Keynote Speaker:  Hamid Naficy, Department of Radio/Film/Television, 
Northwestern University
Filmmaker:  Screening and Discussion with experimental filmmaker Martin 
Arnold
Conference Dates:  March 23-24, 2007
Submission Deadline:  January 5, 2007
---

The graduate students of the Critical Studies Department at the 
University of Southern California School of Cinematic Arts seek 
submissions from graduate students addressing the "deaths of cinema."

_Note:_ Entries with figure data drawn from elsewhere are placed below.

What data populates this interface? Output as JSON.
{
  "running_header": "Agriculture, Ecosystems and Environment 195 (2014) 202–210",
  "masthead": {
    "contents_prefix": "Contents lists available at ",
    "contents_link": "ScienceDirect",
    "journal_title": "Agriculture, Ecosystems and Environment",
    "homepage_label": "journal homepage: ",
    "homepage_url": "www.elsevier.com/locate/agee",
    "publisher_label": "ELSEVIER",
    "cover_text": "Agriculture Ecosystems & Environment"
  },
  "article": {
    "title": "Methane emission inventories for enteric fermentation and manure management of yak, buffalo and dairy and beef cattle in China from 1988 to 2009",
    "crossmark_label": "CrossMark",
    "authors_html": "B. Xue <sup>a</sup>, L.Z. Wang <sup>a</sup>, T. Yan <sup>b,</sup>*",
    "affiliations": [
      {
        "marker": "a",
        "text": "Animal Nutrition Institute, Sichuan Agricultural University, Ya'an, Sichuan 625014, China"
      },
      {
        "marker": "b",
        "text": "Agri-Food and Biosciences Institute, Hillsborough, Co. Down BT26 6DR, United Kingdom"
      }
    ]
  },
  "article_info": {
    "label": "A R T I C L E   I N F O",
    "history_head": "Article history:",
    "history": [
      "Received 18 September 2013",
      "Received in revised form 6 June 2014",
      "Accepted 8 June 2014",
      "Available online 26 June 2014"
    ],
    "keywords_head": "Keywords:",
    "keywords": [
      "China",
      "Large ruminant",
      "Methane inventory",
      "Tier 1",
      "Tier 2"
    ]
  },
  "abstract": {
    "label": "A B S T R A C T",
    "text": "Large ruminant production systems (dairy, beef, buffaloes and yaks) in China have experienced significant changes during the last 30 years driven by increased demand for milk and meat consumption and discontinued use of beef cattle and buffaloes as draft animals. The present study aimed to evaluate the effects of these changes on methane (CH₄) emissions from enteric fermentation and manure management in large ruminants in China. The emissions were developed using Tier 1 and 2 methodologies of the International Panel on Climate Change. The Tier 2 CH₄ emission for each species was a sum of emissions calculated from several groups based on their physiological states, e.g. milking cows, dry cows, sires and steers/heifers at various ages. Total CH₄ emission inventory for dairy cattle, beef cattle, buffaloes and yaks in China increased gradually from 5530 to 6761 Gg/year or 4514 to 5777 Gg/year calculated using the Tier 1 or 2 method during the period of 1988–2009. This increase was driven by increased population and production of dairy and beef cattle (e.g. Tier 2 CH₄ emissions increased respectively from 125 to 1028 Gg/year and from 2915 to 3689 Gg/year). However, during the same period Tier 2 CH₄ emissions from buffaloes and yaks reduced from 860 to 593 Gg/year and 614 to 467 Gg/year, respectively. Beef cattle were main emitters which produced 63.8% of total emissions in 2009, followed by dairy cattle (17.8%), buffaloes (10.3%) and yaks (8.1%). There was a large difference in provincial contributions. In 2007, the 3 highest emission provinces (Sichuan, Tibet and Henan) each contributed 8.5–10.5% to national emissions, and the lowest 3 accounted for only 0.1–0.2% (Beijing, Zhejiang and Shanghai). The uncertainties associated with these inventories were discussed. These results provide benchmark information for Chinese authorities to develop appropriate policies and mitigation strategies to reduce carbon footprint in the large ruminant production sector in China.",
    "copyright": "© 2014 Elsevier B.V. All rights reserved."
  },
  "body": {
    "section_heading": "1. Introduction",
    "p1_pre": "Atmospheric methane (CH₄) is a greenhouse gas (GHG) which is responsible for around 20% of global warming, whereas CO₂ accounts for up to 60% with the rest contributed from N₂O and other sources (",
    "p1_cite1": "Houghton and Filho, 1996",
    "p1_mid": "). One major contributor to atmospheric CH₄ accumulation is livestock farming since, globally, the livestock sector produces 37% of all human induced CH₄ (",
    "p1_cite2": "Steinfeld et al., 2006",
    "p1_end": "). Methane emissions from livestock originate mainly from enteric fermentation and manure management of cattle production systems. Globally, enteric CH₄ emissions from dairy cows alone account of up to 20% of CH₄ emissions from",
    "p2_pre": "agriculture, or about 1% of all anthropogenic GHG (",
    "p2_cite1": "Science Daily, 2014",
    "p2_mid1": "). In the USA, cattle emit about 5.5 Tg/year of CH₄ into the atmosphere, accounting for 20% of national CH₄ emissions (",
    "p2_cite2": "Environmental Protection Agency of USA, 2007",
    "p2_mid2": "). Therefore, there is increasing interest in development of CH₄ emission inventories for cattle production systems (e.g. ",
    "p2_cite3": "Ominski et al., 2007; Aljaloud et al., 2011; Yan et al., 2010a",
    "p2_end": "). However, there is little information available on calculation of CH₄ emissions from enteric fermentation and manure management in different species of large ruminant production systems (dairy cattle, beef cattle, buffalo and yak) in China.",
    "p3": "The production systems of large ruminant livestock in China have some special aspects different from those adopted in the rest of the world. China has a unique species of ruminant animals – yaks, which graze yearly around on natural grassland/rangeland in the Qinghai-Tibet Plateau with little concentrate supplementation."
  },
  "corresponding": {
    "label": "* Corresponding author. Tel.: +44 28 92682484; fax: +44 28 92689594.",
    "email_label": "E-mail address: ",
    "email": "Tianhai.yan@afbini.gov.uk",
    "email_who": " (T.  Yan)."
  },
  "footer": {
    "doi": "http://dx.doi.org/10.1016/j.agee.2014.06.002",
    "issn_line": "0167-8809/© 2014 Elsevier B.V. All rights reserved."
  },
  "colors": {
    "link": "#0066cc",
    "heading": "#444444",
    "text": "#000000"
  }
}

We are pleased to welcome our keynote speakers, Professor Hamid Naficy 
(Department of Radio/Film/Television, Northwestern University) and 
experimental filmmaker Martin Arnold.

This graduate conference seeks diverse explorations and concerns on the 
topic of the enigmatic, yet recurring, death of cinema. What does it 
mean to announce a death of cinema?  What are some ways to interpret, 
react to, or predict such a declaration? We propose a broad 
interpretation of “death” in and of cinema, and invite submissions for 
20-minute papers that consider the question from diverse methodological 
and disciplinary approaches.

Topics may include, but are not restricted to:

- medium specificity and materiality
- relationships between cinematic, analog, and digital technologies
- the roles of art and industry (political economies and authorship)
- changing exhibition and distribution practices
- historical approaches to cinema’s many “deaths”
- archival questions (preservations and disintegrations)
- the “death” of national cinemas in relation to the transnational or global
- the state of film scholarship as a discipline or methodology as it 
relates to developments in cultural, media, and visual studies
- the anthropomorphizing of these issues into the trope of mortality - 
human or otherwise

Selected papers will be included in a special conference-themed issue of 
Spectator, the University of Southern California’s Journal of Film and 
Television Criticism.

Please submit abstracts of no more than 300 words and a brief 
biographical statement to the conference coordinators at 
[log in to unmask] by January 5, 2007.